A culpa é dos artistas.
Os cartógrafos medievais também contribuíram para o fortalecimento e disseminação do estereótipo de "ursos vagando livremente pelos assentamentos".
A primeira representação de um urso em um mapa do Principado de Moscou apareceu no mapa de Antonius Wied, criado especificamente para Herberstein. A vinheta retrata homens capturando um urso com lanças perto do Lago Onega. O mapa foi publicado em 1546 e posteriormente reimpresso seis vezes como parte da "Cosmographia" de Münster.
A obra de Vida teve forte influência na cartografia medieval, e a imagem do urso tornou-se tradicional em mapas estrangeiros subsequentes da Moscóvia. Pode-se dizer que, graças a Vida, o urso se tornou o símbolo do Principado de Moscou e, mais tarde, da Rússia.
Imagens de um urso também estão presentes no mapa de Olav Magnus, e Francoeur, ao criar um mapa da Ilha Mestny e do Estreito de Yugorsky Shar, representou um ataque de urso a um membro da expedição, V. Barents.
A culpa é da diversão com o urso.
A disseminação de "atrações com ursos" contribuiu para a perpetuação do estereótipo de ursos vivendo ao lado de pessoas na Rússia.
Na Rússia, um passatempo popular conhecido como "comédia de ursos" existe desde os tempos antigos. Era um espetáculo circense com ursos, apresentado por artistas itinerantes. A trupe itinerante geralmente incluía um treinador de ursos, conhecido por vários nomes em diferentes regiões — "líder", "guia", "arrasador de ursos" —, um urso treinado, um menino dançarino vestido de cabra e um baterista para acompanhá-lo. Aliás, a expressão "baterista de cabra aposentado", que significa uma pessoa inútil, originou-se da prática das comédias de ursos. O músico era frequentemente visto pelo povo como alguém sem utilidade para o espetáculo.

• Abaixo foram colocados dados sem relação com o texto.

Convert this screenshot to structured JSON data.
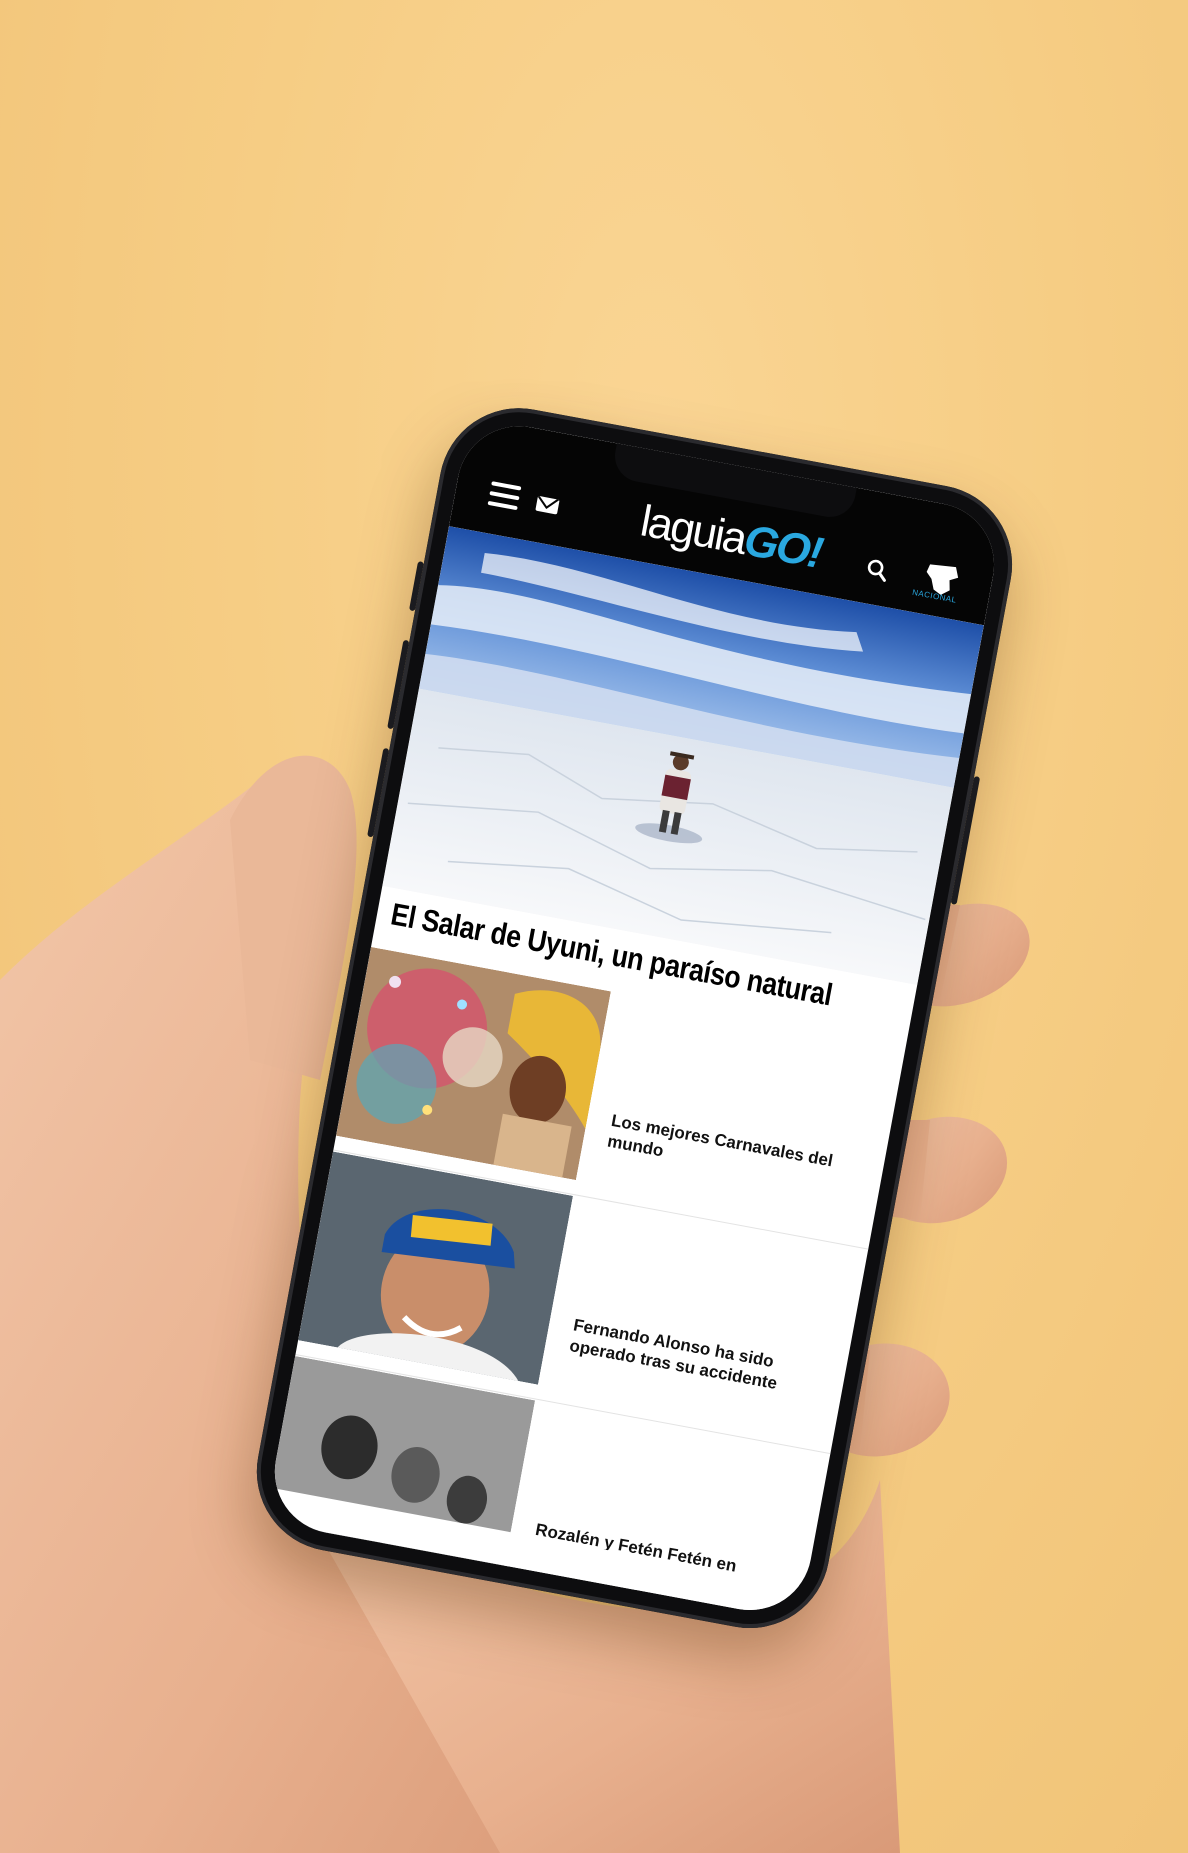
{
  "app": {
    "logo_part1": "laguia",
    "logo_part2": "GO!",
    "region_label": "NACIONAL"
  },
  "header": {
    "icons": [
      "menu-icon",
      "mail-icon",
      "search-icon",
      "region-flag-icon"
    ]
  },
  "hero": {
    "title": "El Salar de Uyuni, un paraíso natural"
  },
  "articles": [
    {
      "title": "Los mejores Carnavales del mundo"
    },
    {
      "title": "Fernando Alonso ha sido operado tras su accidente"
    },
    {
      "title": "Rozalén y Fetén Fetén en #LaResidencia"
    }
  ],
  "colors": {
    "background": "#f5cd85",
    "header": "#050505",
    "brand_accent": "#2aa8e0"
  }
}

Além das comédias, os ursos eram amplamente utilizados na Rússia para "lutas de ursos" e "iscas". Os espetáculos com ursos eram apreciados não tanto pelo povo comum, mas sim pela nobreza. Eram encenados no Kremlin, na corte de Tsareborisov, em palácios rurais e em canis.

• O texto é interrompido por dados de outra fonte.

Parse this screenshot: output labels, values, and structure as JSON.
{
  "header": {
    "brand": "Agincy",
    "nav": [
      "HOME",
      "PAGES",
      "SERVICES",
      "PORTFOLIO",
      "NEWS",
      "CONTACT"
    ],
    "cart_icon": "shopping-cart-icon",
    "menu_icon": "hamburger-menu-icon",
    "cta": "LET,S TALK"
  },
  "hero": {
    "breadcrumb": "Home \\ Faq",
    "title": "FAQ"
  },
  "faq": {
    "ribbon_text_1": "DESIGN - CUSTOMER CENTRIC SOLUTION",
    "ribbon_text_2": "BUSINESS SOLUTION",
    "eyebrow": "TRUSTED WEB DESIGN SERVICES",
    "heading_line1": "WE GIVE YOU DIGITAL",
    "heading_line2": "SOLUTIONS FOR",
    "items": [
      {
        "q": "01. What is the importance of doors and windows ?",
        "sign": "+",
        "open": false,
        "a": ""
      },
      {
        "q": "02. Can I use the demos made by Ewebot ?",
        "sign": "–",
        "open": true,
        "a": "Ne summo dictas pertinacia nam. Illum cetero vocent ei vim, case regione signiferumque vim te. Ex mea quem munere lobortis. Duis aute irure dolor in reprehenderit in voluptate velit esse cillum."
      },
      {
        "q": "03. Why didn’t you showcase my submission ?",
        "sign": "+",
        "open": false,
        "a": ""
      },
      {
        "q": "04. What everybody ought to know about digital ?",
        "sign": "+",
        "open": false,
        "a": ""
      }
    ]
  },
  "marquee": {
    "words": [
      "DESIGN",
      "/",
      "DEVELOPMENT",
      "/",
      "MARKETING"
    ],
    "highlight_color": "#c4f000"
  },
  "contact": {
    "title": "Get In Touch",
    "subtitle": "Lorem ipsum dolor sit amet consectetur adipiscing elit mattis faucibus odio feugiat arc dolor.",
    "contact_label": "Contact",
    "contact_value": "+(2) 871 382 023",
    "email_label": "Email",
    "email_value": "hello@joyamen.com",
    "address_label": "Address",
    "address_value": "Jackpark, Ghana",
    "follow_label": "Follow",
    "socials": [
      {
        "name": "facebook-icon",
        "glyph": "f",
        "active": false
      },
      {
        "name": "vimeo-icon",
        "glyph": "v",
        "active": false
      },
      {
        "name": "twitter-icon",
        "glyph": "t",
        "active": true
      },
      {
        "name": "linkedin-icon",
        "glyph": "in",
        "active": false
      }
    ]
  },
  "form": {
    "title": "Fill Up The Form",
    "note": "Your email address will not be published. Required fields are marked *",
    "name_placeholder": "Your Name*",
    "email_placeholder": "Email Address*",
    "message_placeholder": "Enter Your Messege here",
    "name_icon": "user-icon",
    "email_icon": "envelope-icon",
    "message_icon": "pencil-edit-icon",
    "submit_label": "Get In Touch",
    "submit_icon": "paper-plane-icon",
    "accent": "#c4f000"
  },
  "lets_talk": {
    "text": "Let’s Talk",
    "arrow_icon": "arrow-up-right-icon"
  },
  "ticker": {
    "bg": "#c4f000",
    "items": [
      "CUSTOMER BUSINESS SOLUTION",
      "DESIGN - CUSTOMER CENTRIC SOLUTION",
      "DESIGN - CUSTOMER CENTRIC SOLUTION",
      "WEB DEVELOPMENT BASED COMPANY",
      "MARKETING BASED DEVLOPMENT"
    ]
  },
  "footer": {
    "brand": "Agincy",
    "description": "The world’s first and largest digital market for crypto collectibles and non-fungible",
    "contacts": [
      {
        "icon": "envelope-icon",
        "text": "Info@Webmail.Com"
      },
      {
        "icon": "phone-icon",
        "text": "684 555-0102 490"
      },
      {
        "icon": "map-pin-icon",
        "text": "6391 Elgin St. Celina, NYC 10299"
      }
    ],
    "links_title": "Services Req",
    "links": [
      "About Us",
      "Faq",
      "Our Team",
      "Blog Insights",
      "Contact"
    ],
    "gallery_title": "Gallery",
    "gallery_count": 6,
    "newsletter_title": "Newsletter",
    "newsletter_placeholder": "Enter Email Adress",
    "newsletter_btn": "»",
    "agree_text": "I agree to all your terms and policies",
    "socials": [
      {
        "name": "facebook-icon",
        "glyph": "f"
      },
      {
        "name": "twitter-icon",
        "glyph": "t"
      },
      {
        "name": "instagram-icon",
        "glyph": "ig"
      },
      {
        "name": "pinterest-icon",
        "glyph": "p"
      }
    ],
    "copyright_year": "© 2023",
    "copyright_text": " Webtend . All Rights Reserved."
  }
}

As lutas de ursos também eram consideradas um passatempo da realeza. Ivan, o Terrível, era particularmente afeiçoado a elas. A corte de Ivan possuía ursos domésticos ou treinados, ursos de corrida ou semisselvagens, e ursos selvagens, trazidos diretamente da floresta para entretenimento. Sob o reinado de Ivan, esses jogos aterrorizavam embaixadores estrangeiros; por exemplo, Albert Schlichting escreveu que, durante um julgamento de boiardos, um urso despedaçou brutalmente um dos queixosos.
Sabe-se também que, durante a captura de Kazan, um destacamento de 20 ursos especialmente treinados lutou ao lado de Ivan, o Terrível. Os ursos também eram usados como destruidores para derrubar rapidamente as muralhas das fortalezas ou causar estragos. Daí vem a expressão "um desserviço".

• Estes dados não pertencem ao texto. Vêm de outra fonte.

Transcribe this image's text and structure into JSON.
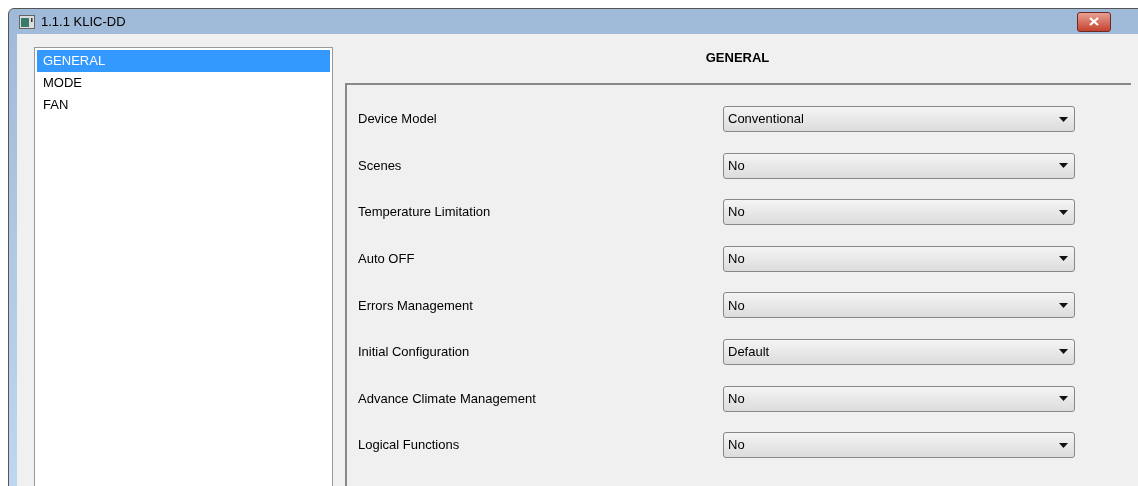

Referências a "jogos com ursos" sobreviveram na literatura russa. Em seu conto "Dubrovsky", Pushkin descreve os jogos cruéis do nobre Troekurov, que se divertia soltando ursos contra seus convidados.
Diversas formas de entretenimento com ursos faziam parte da vida russa até 1866, quando um decreto as proibia. Cinco anos foram estipulados para o fim definitivo do comércio. Milhares de ursos domesticados foram então exterminados em todo o país. De acordo com o decreto, os donos dos animais treinados eram obrigados a matá-los eles mesmos.
Os estrangeiros que chegavam à Moscóvia, e mais tarde ao Império Russo, naturalmente presenciavam apresentações circenses, lutas e rinhas. O entretenimento generalizado e as histórias subsequentes sobre ele também contribuíram para a ampla circulação de histórias sobre "ursos nas ruas" na Rússia.